X.–Pronúncia essa, salvo o devido respeito, indispensável, atentos os ditames legais que regulam estas matérias.
XI.– Assim, havendo cumulação de execuções – o que, in casu, se verifica—a posterior (que é a do processo vertente) deverá ser suspensa até satisfação integral do crédito de outras, que tenham prioridade temporal face a esta.
XII.– Destarte, deverá ser tida por inadmissível a penhora efetivada sobre um bem imóvel com garantia real – hipoteca – executada e penhorada em processo de execução anterior.
XIII.– Por último, e quanto à inadmissibilidade da indicação de bem alternativo à penhora, decidiu o douto Tribunal que a quota de 200.000,00€ (duzentos mil euros) na sociedade unipessoal por quotas detida pelo Executado identificada na oposição deduzida, não constitui garantia patrimonial bastante para a satisfação do crédito do Exequente, ora Recorrido, o que não se pode aceitar.
XIV.–A sobredita sociedade está ativa, tendo o seu capital social plenamente realizado.
XV.–Resulta evidente que não se poderá dar por provada qualquer falta de atividade decorrente da falta de prestação de contas sendo possível, tal como sucede in casu, que uma sociedade se mantenha ativa, ainda que não se verifique qualquer prestação de contas.
XVI.–O Tribunal fez operar, de facto, uma presunção judicial, presumindo e dando por provada a não satisfação do crédito pela falta de prestação de contas desde 2019.
XVII.–Assim se conclui que a presunção de que, por não ter efetuado prestação de contas desde 2019, “a quota em sociedade (…) não constitui bem patrimonial suficiente e garante da satisfação do direito do credor”, não poderá ter cabimento, porquanto – salvo o devido respeito – não dispõe o Tribunal de meios que lhe permitam, com caráter de certeza, dar tal facto por provado.
XVIII.–Não nos resta se não concluir que, na esteira do Supremo Tribunal de Justiça, o recurso a esta específica presunção judicial não poderá operar por, sempre se dirá, não ser possível ficcionar a decorrência lógica pretendida.
XIX.–Por tudo o exposto, deve a oposição à penhora ser considerada procedente, devendo a Sentença recorrida ser revogada e substituída por outra que julgue verificada a mesma.
Nestes termos e nos mais de Direito, sempre com o Doutro suprimento de V. Exas., deve o presente Recurso ser julgado procedente e, em consequência:
a)- Ser a Sentença recorrida revogada e substituída por outra que julgue verificada a oposição à penhora deduzida;
b)- Ser decretada a inadmissibilidade da penhora do bem imóvel, por manifestamente excessiva e desproporcional e ser ordenado o respetivo levantamento junto do registo predial;
c)- Ser a quota detida pelo Recorrente na Sociedade … decretada bastante para satisfazer o crédito do credor e nesse sentido, penhorada.”

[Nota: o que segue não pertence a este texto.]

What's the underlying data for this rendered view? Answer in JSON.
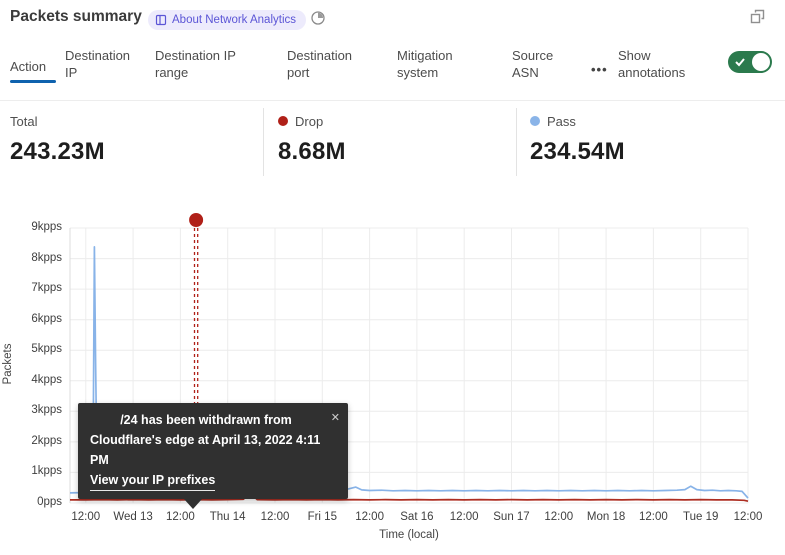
{
  "header": {
    "title": "Packets summary",
    "badge_label": "About Network Analytics"
  },
  "tabs": {
    "items": [
      {
        "label": "Action",
        "selected": true
      },
      {
        "label": "Destination IP",
        "selected": false
      },
      {
        "label": "Destination IP range",
        "selected": false
      },
      {
        "label": "Destination port",
        "selected": false
      },
      {
        "label": "Mitigation system",
        "selected": false
      },
      {
        "label": "Source ASN",
        "selected": false
      }
    ],
    "more_label": "•••",
    "annotations_label": "Show annotations",
    "annotations_toggle_on": true,
    "toggle_color": "#2b7a4d",
    "selected_underline_color": "#0e62ae"
  },
  "stats": [
    {
      "label": "Total",
      "value": "243.23M",
      "dot_color": null
    },
    {
      "label": "Drop",
      "value": "8.68M",
      "dot_color": "#b02018"
    },
    {
      "label": "Pass",
      "value": "234.54M",
      "dot_color": "#8ab4e8"
    }
  ],
  "tooltip": {
    "line1": "/24 has been withdrawn from",
    "line2": "Cloudflare's edge at April 13, 2022 4:11 PM",
    "link_label": "View your IP prefixes",
    "close_icon": "✕"
  },
  "chart_data": {
    "type": "line",
    "title": "",
    "xlabel": "Time (local)",
    "ylabel": "Packets",
    "x_ticks": [
      "12:00",
      "Wed 13",
      "12:00",
      "Thu 14",
      "12:00",
      "Fri 15",
      "12:00",
      "Sat 16",
      "12:00",
      "Sun 17",
      "12:00",
      "Mon 18",
      "12:00",
      "Tue 19",
      "12:00"
    ],
    "x_tick_hours": [
      0,
      12,
      24,
      36,
      48,
      60,
      72,
      84,
      96,
      108,
      120,
      132,
      144,
      156,
      168
    ],
    "y_ticks": [
      "0pps",
      "1kpps",
      "2kpps",
      "3kpps",
      "4kpps",
      "5kpps",
      "6kpps",
      "7kpps",
      "8kpps",
      "9kpps"
    ],
    "ylim_kpps": [
      0,
      9
    ],
    "xlim_hours": [
      -4,
      168
    ],
    "grid_on": true,
    "grid_color": "#ececec",
    "legend_position": "top-stats-row",
    "series": [
      {
        "name": "Pass",
        "color": "#88b3e8",
        "points_h_kpps": [
          [
            -4,
            0.33
          ],
          [
            -1,
            0.34
          ],
          [
            1,
            0.36
          ],
          [
            1.8,
            0.55
          ],
          [
            2.2,
            8.38
          ],
          [
            2.5,
            4.6
          ],
          [
            2.7,
            2.6
          ],
          [
            3.0,
            2.9
          ],
          [
            3.3,
            1.0
          ],
          [
            3.8,
            0.7
          ],
          [
            4.5,
            0.6
          ],
          [
            5.5,
            0.52
          ],
          [
            7,
            0.48
          ],
          [
            9,
            0.45
          ],
          [
            11,
            0.43
          ],
          [
            13,
            0.45
          ],
          [
            15,
            0.42
          ],
          [
            17,
            0.44
          ],
          [
            19,
            0.42
          ],
          [
            21,
            0.46
          ],
          [
            23,
            0.5
          ],
          [
            24.5,
            0.58
          ],
          [
            25.5,
            0.46
          ],
          [
            27,
            0.42
          ],
          [
            29,
            0.4
          ],
          [
            31,
            0.41
          ],
          [
            33,
            0.39
          ],
          [
            35,
            0.41
          ],
          [
            37,
            0.4
          ],
          [
            39,
            0.42
          ],
          [
            41,
            0.4
          ],
          [
            43,
            0.41
          ],
          [
            45,
            0.42
          ],
          [
            47,
            0.44
          ],
          [
            48.8,
            0.55
          ],
          [
            50,
            0.44
          ],
          [
            52,
            0.41
          ],
          [
            54,
            0.42
          ],
          [
            56,
            0.4
          ],
          [
            58,
            0.41
          ],
          [
            60,
            0.4
          ],
          [
            62,
            0.41
          ],
          [
            64,
            0.42
          ],
          [
            66,
            0.44
          ],
          [
            68.5,
            0.52
          ],
          [
            70,
            0.43
          ],
          [
            72,
            0.41
          ],
          [
            75,
            0.42
          ],
          [
            78,
            0.4
          ],
          [
            81,
            0.41
          ],
          [
            84,
            0.4
          ],
          [
            87,
            0.41
          ],
          [
            90,
            0.4
          ],
          [
            93,
            0.41
          ],
          [
            96,
            0.4
          ],
          [
            99,
            0.41
          ],
          [
            102,
            0.4
          ],
          [
            105,
            0.41
          ],
          [
            108,
            0.4
          ],
          [
            111,
            0.41
          ],
          [
            114,
            0.4
          ],
          [
            117,
            0.41
          ],
          [
            120,
            0.4
          ],
          [
            123,
            0.41
          ],
          [
            126,
            0.4
          ],
          [
            129,
            0.41
          ],
          [
            132,
            0.4
          ],
          [
            135,
            0.41
          ],
          [
            138,
            0.4
          ],
          [
            141,
            0.41
          ],
          [
            144,
            0.4
          ],
          [
            147,
            0.41
          ],
          [
            150,
            0.42
          ],
          [
            152,
            0.44
          ],
          [
            153.5,
            0.55
          ],
          [
            155,
            0.44
          ],
          [
            157,
            0.41
          ],
          [
            159,
            0.42
          ],
          [
            161,
            0.4
          ],
          [
            163,
            0.41
          ],
          [
            165,
            0.4
          ],
          [
            166.5,
            0.38
          ],
          [
            168,
            0.16
          ]
        ]
      },
      {
        "name": "Drop",
        "color": "#ad2e22",
        "points_h_kpps": [
          [
            -4,
            0.1
          ],
          [
            0,
            0.1
          ],
          [
            4,
            0.11
          ],
          [
            8,
            0.1
          ],
          [
            12,
            0.11
          ],
          [
            16,
            0.1
          ],
          [
            20,
            0.11
          ],
          [
            24,
            0.1
          ],
          [
            28,
            0.11
          ],
          [
            32,
            0.1
          ],
          [
            36,
            0.11
          ],
          [
            40,
            0.12
          ],
          [
            41.7,
            0.34
          ],
          [
            43.5,
            0.11
          ],
          [
            48,
            0.1
          ],
          [
            52,
            0.11
          ],
          [
            56,
            0.1
          ],
          [
            60,
            0.11
          ],
          [
            64,
            0.1
          ],
          [
            68,
            0.11
          ],
          [
            72,
            0.1
          ],
          [
            76,
            0.11
          ],
          [
            80,
            0.1
          ],
          [
            84,
            0.11
          ],
          [
            88,
            0.1
          ],
          [
            92,
            0.11
          ],
          [
            96,
            0.1
          ],
          [
            100,
            0.11
          ],
          [
            104,
            0.1
          ],
          [
            108,
            0.11
          ],
          [
            112,
            0.1
          ],
          [
            116,
            0.11
          ],
          [
            120,
            0.1
          ],
          [
            124,
            0.11
          ],
          [
            128,
            0.1
          ],
          [
            132,
            0.11
          ],
          [
            136,
            0.1
          ],
          [
            140,
            0.11
          ],
          [
            144,
            0.1
          ],
          [
            148,
            0.11
          ],
          [
            152,
            0.1
          ],
          [
            156,
            0.11
          ],
          [
            160,
            0.1
          ],
          [
            164,
            0.1
          ],
          [
            167,
            0.09
          ],
          [
            168,
            0.06
          ]
        ]
      }
    ],
    "annotation": {
      "x_hours": 28.0,
      "marker_color": "#b02018",
      "style": "double-dashed-vertical-line-with-dot"
    }
  }
}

A exequente apresentou contra-alegação, tendo formulado as seguintes conclusões, que aqui se reproduzem:
1.– O imóvel penhorado não é a habitação própria permanente do Executado.
2.– A penhora de outros bens não permite a satisfação integral da Exequente, ora Recorrida, no prazo de seis meses.

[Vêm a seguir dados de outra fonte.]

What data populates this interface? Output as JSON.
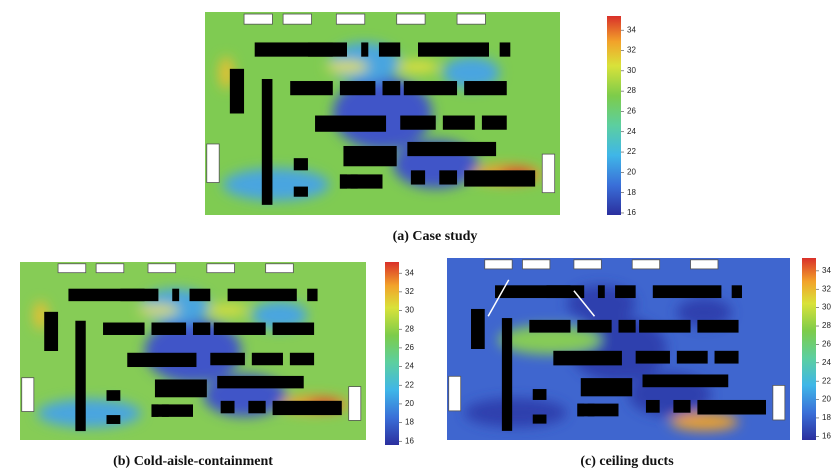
{
  "chart_data": [
    {
      "type": "heatmap",
      "title": "(a)  Case study",
      "clim": [
        15.8,
        35.4
      ],
      "cticks": [
        16,
        18,
        20,
        22,
        24,
        26,
        28,
        30,
        32,
        34
      ]
    },
    {
      "type": "heatmap",
      "title": "(b)  Cold-aisle-containment",
      "clim": [
        15.6,
        35.2
      ],
      "cticks": [
        16,
        18,
        20,
        22,
        24,
        26,
        28,
        30,
        32,
        34
      ]
    },
    {
      "type": "heatmap",
      "title": "(c) ceiling ducts",
      "clim": [
        15.6,
        35.4
      ],
      "cticks": [
        16,
        18,
        20,
        22,
        24,
        26,
        28,
        30,
        32,
        34
      ]
    }
  ]
}
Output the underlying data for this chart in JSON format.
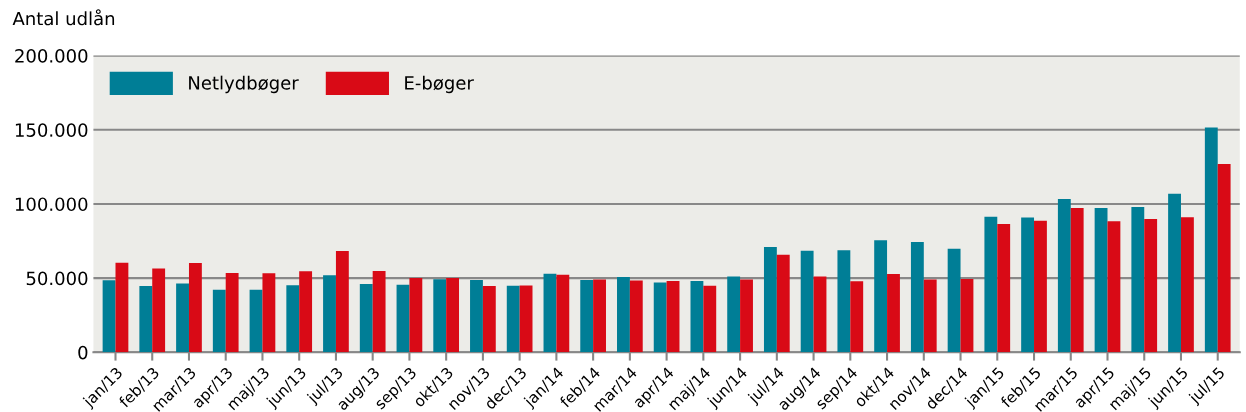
{
  "chart_data": {
    "type": "bar",
    "ylabel": "Antal udlån",
    "categories": [
      "jan/13",
      "feb/13",
      "mar/13",
      "apr/13",
      "maj/13",
      "jun/13",
      "jul/13",
      "aug/13",
      "sep/13",
      "okt/13",
      "nov/13",
      "dec/13",
      "jan/14",
      "feb/14",
      "mar/14",
      "apr/14",
      "maj/14",
      "jun/14",
      "jul/14",
      "aug/14",
      "sep/14",
      "okt/14",
      "nov/14",
      "dec/14",
      "jan/15",
      "feb/15",
      "mar/15",
      "apr/15",
      "maj/15",
      "jun/15",
      "jul/15"
    ],
    "series": [
      {
        "name": "Netlydbøger",
        "color": "#007e96",
        "values": [
          48500,
          44700,
          46300,
          42100,
          42100,
          45200,
          51900,
          46100,
          45600,
          49200,
          48800,
          44900,
          53000,
          48800,
          50800,
          47000,
          48100,
          51000,
          70900,
          68400,
          68700,
          75600,
          74300,
          69800,
          91300,
          90800,
          103300,
          97300,
          98000,
          106900,
          151600
        ]
      },
      {
        "name": "E-bøger",
        "color": "#d90a16",
        "values": [
          60400,
          56400,
          60200,
          53500,
          53200,
          54600,
          68200,
          54800,
          50100,
          50100,
          44700,
          45000,
          52300,
          49000,
          48300,
          48100,
          44900,
          49000,
          65800,
          51000,
          47800,
          52800,
          49000,
          49400,
          86400,
          88600,
          97300,
          88400,
          89900,
          91000,
          127000
        ]
      }
    ],
    "ylim": [
      0,
      200000
    ],
    "yticks": [
      {
        "value": 0,
        "label": "0"
      },
      {
        "value": 50000,
        "label": "50.000"
      },
      {
        "value": 100000,
        "label": "100.000"
      },
      {
        "value": 150000,
        "label": "150.000"
      },
      {
        "value": 200000,
        "label": "200.000"
      }
    ],
    "grid": "y",
    "legend": "top left"
  }
}
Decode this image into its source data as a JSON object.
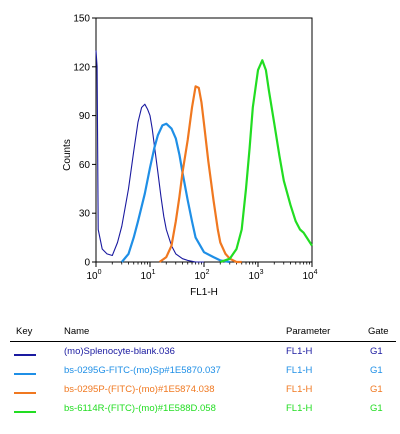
{
  "chart_data": {
    "type": "line",
    "title": "",
    "xlabel": "FL1-H",
    "ylabel": "Counts",
    "xscale": "log",
    "xlim": [
      1,
      10000
    ],
    "ylim": [
      0,
      150
    ],
    "x_ticks": [
      {
        "value": 1,
        "base": "10",
        "exp": "0"
      },
      {
        "value": 10,
        "base": "10",
        "exp": "1"
      },
      {
        "value": 100,
        "base": "10",
        "exp": "2"
      },
      {
        "value": 1000,
        "base": "10",
        "exp": "3"
      },
      {
        "value": 10000,
        "base": "10",
        "exp": "4"
      }
    ],
    "y_ticks": [
      {
        "value": 0,
        "label": "0"
      },
      {
        "value": 30,
        "label": "30"
      },
      {
        "value": 60,
        "label": "60"
      },
      {
        "value": 90,
        "label": "90"
      },
      {
        "value": 120,
        "label": "120"
      },
      {
        "value": 150,
        "label": "150"
      }
    ],
    "series": [
      {
        "name": "(mo)Splenocyte-blank.036",
        "color": "#1a1aa0",
        "x": [
          1,
          1.05,
          1.1,
          1.3,
          1.6,
          2,
          2.5,
          3,
          4,
          5,
          6,
          7,
          8,
          9,
          10,
          11,
          12,
          14,
          16,
          18,
          20,
          25,
          30,
          40,
          50,
          70,
          100
        ],
        "y": [
          130,
          120,
          20,
          8,
          5,
          4,
          12,
          22,
          45,
          68,
          86,
          95,
          97,
          94,
          90,
          82,
          72,
          55,
          40,
          28,
          20,
          10,
          5,
          2,
          1,
          0,
          0
        ]
      },
      {
        "name": "bs-0295G-FITC-(mo)Sp#1E5870.037",
        "color": "#1f8fe6",
        "x": [
          3,
          4,
          5,
          6,
          8,
          10,
          12,
          14,
          17,
          20,
          25,
          30,
          35,
          40,
          50,
          60,
          70,
          100,
          150,
          200,
          300
        ],
        "y": [
          0,
          5,
          15,
          25,
          42,
          58,
          70,
          78,
          84,
          85,
          82,
          76,
          66,
          55,
          38,
          25,
          15,
          6,
          3,
          1,
          0
        ]
      },
      {
        "name": "bs-0295P-(FITC)-(mo)#1E5874.038",
        "color": "#f07820",
        "x": [
          15,
          20,
          25,
          30,
          35,
          40,
          50,
          60,
          70,
          80,
          90,
          100,
          120,
          150,
          180,
          200,
          250,
          300,
          400,
          500
        ],
        "y": [
          0,
          3,
          10,
          25,
          40,
          55,
          75,
          95,
          108,
          107,
          98,
          85,
          62,
          38,
          20,
          12,
          5,
          2,
          0,
          0
        ]
      },
      {
        "name": "bs-6114R-(FITC)-(mo)#1E588D.058",
        "color": "#22dd22",
        "x": [
          200,
          300,
          400,
          500,
          600,
          700,
          800,
          1000,
          1200,
          1400,
          1600,
          2000,
          2500,
          3000,
          4000,
          5000,
          6000,
          7000,
          8000,
          10000
        ],
        "y": [
          0,
          2,
          8,
          20,
          45,
          70,
          95,
          118,
          124,
          118,
          105,
          85,
          65,
          50,
          35,
          25,
          20,
          18,
          15,
          10
        ]
      }
    ]
  },
  "legend": {
    "headers": {
      "key": "Key",
      "name": "Name",
      "parameter": "Parameter",
      "gate": "Gate"
    },
    "rows": [
      {
        "name": "(mo)Splenocyte-blank.036",
        "parameter": "FL1-H",
        "gate": "G1",
        "color": "#1a1aa0"
      },
      {
        "name": "bs-0295G-FITC-(mo)Sp#1E5870.037",
        "parameter": "FL1-H",
        "gate": "G1",
        "color": "#1f8fe6"
      },
      {
        "name": "bs-0295P-(FITC)-(mo)#1E5874.038",
        "parameter": "FL1-H",
        "gate": "G1",
        "color": "#f07820"
      },
      {
        "name": "bs-6114R-(FITC)-(mo)#1E588D.058",
        "parameter": "FL1-H",
        "gate": "G1",
        "color": "#22dd22"
      }
    ]
  }
}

3.– Assim sendo, por força disposto na alínea c), do n.º 3, do artigo 751.º, do CPC, ainda que não se adeque, por excesso, ao montante do crédito exequendo, é admissível a penhora do imóvel em questão, não se encontrando preenchida qualquer alínea do n.º 1, do artigo 784.º, do CPC, pelo que andou bem o Tribunal a quo ao julgar improcedente a invocada ilegalidade da extensão da penhora, bem como a Oposição à Penhora.
4.– No que concerne à pretensão do Recorrente de que fosse penhorada uma quota por si detida na sociedade …, em substituição do imóvel penhorado, conforme refere o Tribunal a quo e reconhece o próprio Recorrente, está em causa uma sociedade sem qualquer actividade, sendo que o último ano em que houve apresentação de contas foi 2019.
5.– Dispõe o artigo 751.º, n.º 4, alínea a), do CPC, que a penhora pode ser substituída pelo agente de execução “Quando o executado requeira ao agente de execução, no prazo da oposição à penhora, a substituição dos bens penhorados por outros que igualmente assegurem os fins da execução, desde que a isso não se oponha a exequente;” (sublinhado nosso).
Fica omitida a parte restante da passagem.